3. ПОЯВЛЕНИЕ В ЦЕРКВИ


   В тот вечер, отправляясь спать, я захватил с собой толковый словарь. Открыл я его существование совсем недавно и радовался, что отныне могу не докучать родителям лишними вопросами. Сейчас он был нужен мне для серьезной цели. Маму расспрашивать не время. Значит, придется обойтись без нее. Когда я вошел к себе в мансарду, комната тонула в темноте, лишь в проеме крохотного оконца белело ясное небо, на котором слабо мерцало несколько звезд. Единственным освещением в мансарде была восковая свеча, стоявшая возле кровати. Я зажег ее и взял словарь; поднеся его к самым глазам, я разыскал слово «банкротство» и попытался вникнуть в его смысл.
   Ветер кренил пламя, и свеча оплывала с одного боку. Мне пришлось вынуть ее из подсвечника и держать в руке. Я несколько раз повторил про себя объяснение словаря и сравнил его с тем, что рассказывал мне отец, но все равно ничего не понял.
   Не прошло и месяца, как я узнал, что гроза над нами все же разразилась. К концу июля отец перестал регулярно ходить на свою фабрику; иногда он по утрам сидел дома, а иногда уходил куда-то с мамой на весь день. В один из таких дней явилась тетя Милли и обнаружила меня одного в саду.
   — Я пришла взглянуть, до чего они тебя довели, — заявила она.
   Я только что кончил играть во французский крикет с соседскими детьми и теперь сидел на складном стуле под своей любимой яблоней.

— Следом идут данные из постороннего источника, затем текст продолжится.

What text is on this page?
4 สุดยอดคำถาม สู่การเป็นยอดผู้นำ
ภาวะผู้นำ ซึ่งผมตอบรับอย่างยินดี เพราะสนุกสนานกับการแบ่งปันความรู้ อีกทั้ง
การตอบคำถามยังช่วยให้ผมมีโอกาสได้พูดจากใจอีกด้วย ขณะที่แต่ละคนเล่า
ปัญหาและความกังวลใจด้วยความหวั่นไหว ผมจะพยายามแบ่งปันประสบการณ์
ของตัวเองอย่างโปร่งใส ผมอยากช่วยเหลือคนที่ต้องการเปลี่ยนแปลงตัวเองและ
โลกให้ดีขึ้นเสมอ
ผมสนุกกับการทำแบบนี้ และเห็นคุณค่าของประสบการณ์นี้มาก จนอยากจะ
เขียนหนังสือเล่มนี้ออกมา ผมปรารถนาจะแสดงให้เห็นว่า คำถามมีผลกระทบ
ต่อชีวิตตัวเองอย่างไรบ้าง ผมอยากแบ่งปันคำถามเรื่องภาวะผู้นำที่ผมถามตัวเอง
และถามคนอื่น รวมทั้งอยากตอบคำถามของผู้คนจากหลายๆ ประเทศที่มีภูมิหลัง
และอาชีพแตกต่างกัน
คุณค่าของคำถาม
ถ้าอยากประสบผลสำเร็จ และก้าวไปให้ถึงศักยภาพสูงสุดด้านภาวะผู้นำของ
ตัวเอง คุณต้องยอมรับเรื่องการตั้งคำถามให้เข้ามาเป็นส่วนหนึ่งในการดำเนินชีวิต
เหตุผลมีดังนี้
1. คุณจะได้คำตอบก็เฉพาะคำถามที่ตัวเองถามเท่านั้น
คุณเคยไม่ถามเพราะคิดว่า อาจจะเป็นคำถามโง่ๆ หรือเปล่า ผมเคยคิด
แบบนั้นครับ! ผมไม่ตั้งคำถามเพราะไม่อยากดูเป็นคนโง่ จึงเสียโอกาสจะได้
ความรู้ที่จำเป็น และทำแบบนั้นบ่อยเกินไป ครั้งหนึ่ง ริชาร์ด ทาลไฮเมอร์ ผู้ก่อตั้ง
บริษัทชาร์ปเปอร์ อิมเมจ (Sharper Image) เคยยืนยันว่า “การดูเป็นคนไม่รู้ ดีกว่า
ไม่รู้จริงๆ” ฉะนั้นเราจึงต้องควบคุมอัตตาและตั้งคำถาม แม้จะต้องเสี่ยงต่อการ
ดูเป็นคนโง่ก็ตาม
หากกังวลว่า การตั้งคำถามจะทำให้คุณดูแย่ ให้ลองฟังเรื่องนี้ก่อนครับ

Тетя Милли окинула меня критическим взглядом.
   — Надеюсь, они хоть оставляют тебе еду, — заметила она.
   — Конечно, — сказал я, но ее заботливые слова больно задели меня.
   Я встал со стула и предложил ей сесть: мама приучила меня твердо следовать правилам этикета, часть которых придумала сама.
   — Я уже выросла из детского возраста, могу и постоять, — решительно отклонила мое предложение тетя Милли и уставилась на меня таким странным взглядом, что мне стало не по себе. — Сообщили они тебе новость? — спросила она.
   Я попытался увильнуть от ответа, но она подвергла меня допросу с пристрастием, и, повесив нос, я признался: да, мне известно, что у отца неприятности.
   — Не думаю, чтобы тебе это было известно, — заявила она. — Ведь в вашем доме все не как у людей. Может, мне и не следовало бы тебе это говорить, но уж лучше узнай все сразу.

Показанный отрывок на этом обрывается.